I’ve been learning Elixir over the past month. I was happy to discover the Stream module which implements lazy enumerations. I was intrigued by them even before Ruby introduced them in Ruby 2.0, and it was one of the appeals of learning Clojure.

Consider this Elixir code:

File.stream!("/usr/share/dict/words")
|> Enum.map(&strip_and_reverse/1)
|> Enum.each(&IO.puts/1)

This code reads the file line by line, then maps a strip_and_reverse function over every line (which strips off a newline on the end and reverses the word on that line), and finally puts every reversed word onto standard output.¹ Since I’m using functions from Enum, this code will execute eagerly.

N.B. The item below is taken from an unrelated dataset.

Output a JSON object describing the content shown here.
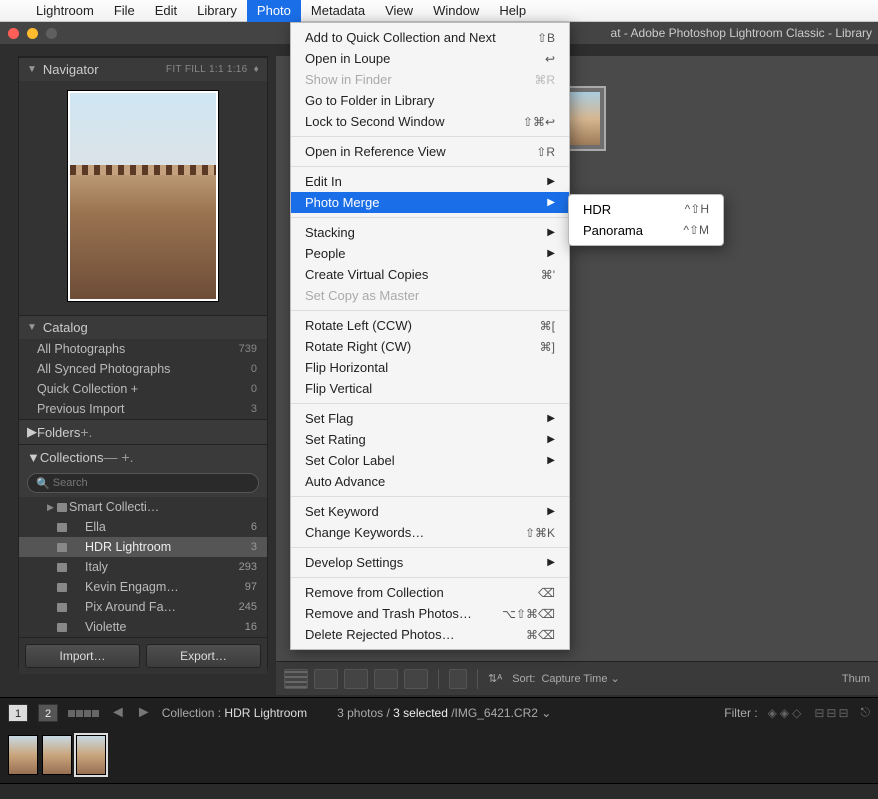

Enum.map and Enum.each will wait until the previous step is finished before starting. So we’ll have some enumerator created before both of those calls, and that can be costly for 235,886 words.

The streaming/lazy version looks pretty similar:

File.stream!("/usr/share/dict/words")
|> Stream.map(&strip_and_reverse/1)
|> Stream.each(&IO.puts/1)
|> Stream.run

The Stream.run at the end of the pipeline is needed to trigger the computation. The Stream functions will wait until their result is actually demanded, and Stream.run demands the whole result. However, the Stream functions are so lazy that they work on only one line at a time. One line is read from the file, then it’s stripped and reversed, then that result is put to the standard output. Then the pipeline is triggered for the second line. And so it goes.

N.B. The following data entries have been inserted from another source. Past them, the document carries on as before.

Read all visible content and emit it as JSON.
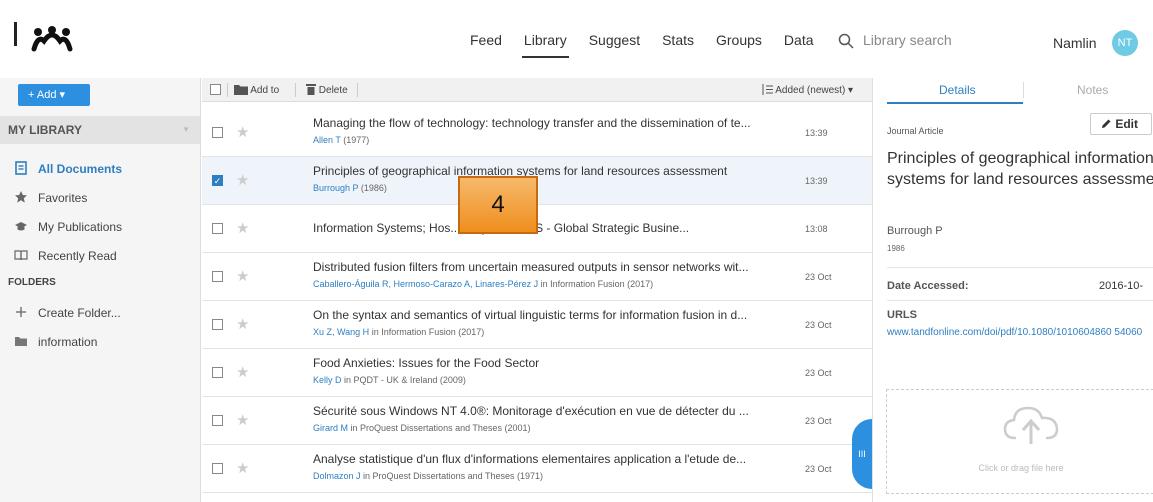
{
  "nav": {
    "feed": "Feed",
    "library": "Library",
    "suggest": "Suggest",
    "stats": "Stats",
    "groups": "Groups",
    "data": "Data"
  },
  "search": {
    "placeholder": "Library search"
  },
  "user": {
    "name": "Namlin",
    "initials": "NT"
  },
  "sidebar": {
    "add_label": "+ Add ▾",
    "my_library": "MY LIBRARY",
    "items": [
      {
        "label": "All Documents",
        "icon": "documents-icon",
        "active": true
      },
      {
        "label": "Favorites",
        "icon": "star-icon"
      },
      {
        "label": "My Publications",
        "icon": "mortarboard-icon"
      },
      {
        "label": "Recently Read",
        "icon": "book-icon"
      }
    ],
    "folders_header": "FOLDERS",
    "create_folder": "Create Folder...",
    "folder_information": "information"
  },
  "toolbar": {
    "add_to": "Add to",
    "delete": "Delete",
    "sort": "Added (newest) ▾"
  },
  "documents": [
    {
      "title": "Managing the flow of technology: technology transfer and the dissemination of te...",
      "authors": "Allen T",
      "source": "(1977)",
      "date": "13:39",
      "checked": false
    },
    {
      "title": "Principles of geographical information systems for land resources assessment",
      "authors": "Burrough P",
      "source": "(1986)",
      "date": "13:39",
      "checked": true
    },
    {
      "title": "Information Systems; Hos... n Systems HIS - Global Strategic Busine...",
      "authors": "",
      "source": "",
      "date": "13:08",
      "checked": false
    },
    {
      "title": "Distributed fusion filters from uncertain measured outputs in sensor networks wit...",
      "authors": "Caballero-Águila R, Hermoso-Carazo A, Linares-Pérez J",
      "source": "in Information Fusion (2017)",
      "date": "23 Oct",
      "checked": false
    },
    {
      "title": "On the syntax and semantics of virtual linguistic terms for information fusion in d...",
      "authors": "Xu Z, Wang H",
      "source": "in Information Fusion (2017)",
      "date": "23 Oct",
      "checked": false
    },
    {
      "title": "Food Anxieties: Issues for the Food Sector",
      "authors": "Kelly D",
      "source": "in PQDT - UK & Ireland (2009)",
      "date": "23 Oct",
      "checked": false
    },
    {
      "title": "Sécurité sous Windows NT 4.0®: Monitorage d'exécution en vue de détecter du ...",
      "authors": "Girard M",
      "source": "in ProQuest Dissertations and Theses (2001)",
      "date": "23 Oct",
      "checked": false
    },
    {
      "title": "Analyse statistique d'un flux d'informations elementaires application a l'etude de...",
      "authors": "Dolmazon J",
      "source": "in ProQuest Dissertations and Theses (1971)",
      "date": "23 Oct",
      "checked": false
    }
  ],
  "overlay_label": "4",
  "panel": {
    "tab_details": "Details",
    "tab_notes": "Notes",
    "edit": "Edit",
    "doc_type": "Journal Article",
    "title": "Principles of geographical information systems for land resources assessment",
    "author": "Burrough P",
    "year": "1986",
    "date_accessed_label": "Date Accessed:",
    "date_accessed_value": "2016-10-",
    "urls_label": "URLS",
    "url": "www.tandfonline.com/doi/pdf/10.1080/1010604860 54060",
    "dropzone_text": "Click or drag file here",
    "collapse_label": "III"
  },
  "colors": {
    "accent": "#2d7fc2",
    "add_button": "#2d8fdf",
    "avatar": "#6ecbe3",
    "overlay": "#f0962a"
  }
}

Intermediate enumerations of any sort are never needed, and the code will never have all 235,886 words in memory at any time. At least in theory.

I wrote two more variations: one with an eager map and a lazy each, the other with a lazy map and an eager each.

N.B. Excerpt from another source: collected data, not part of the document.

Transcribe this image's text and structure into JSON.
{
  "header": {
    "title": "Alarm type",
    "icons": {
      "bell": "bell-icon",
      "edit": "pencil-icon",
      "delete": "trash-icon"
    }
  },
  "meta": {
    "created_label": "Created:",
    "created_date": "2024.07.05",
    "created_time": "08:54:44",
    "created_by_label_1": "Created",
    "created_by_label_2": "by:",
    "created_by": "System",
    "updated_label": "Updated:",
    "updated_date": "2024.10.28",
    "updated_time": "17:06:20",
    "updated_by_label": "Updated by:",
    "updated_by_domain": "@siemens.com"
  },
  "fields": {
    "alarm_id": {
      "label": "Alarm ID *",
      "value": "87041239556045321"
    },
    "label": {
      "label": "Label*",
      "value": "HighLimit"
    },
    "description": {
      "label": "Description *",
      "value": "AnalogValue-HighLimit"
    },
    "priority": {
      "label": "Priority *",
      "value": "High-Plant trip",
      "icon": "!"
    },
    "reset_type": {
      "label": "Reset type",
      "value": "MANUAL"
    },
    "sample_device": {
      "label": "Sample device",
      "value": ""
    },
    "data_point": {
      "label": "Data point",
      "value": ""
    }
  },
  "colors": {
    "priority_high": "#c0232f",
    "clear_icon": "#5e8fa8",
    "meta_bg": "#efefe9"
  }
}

I expected the stream version to kick butt, but, no:

Version	time (s)
all stream	4.408
eager map	4.171
eager puts	4.322
all eager	3.986

Not only does the all eager version win, it’s pretty significant. Not a butt kicking, but still pretty impressive. I don’t know if I have any good excuses for this, but some things to consider:

What if I processed more words?
What if I processed longer words?
What if I did more processing on each word?

Despite my hate for IO.puts, I was reluctant to remove it since it actually did something, but without it, the times are much closer:

Version	time (s)
all stream	1.471
eager map	1.443
eager puts	1.470
all eager	1.467

Those look so close to not really matter, but I really wanted the stream version to kick some butt.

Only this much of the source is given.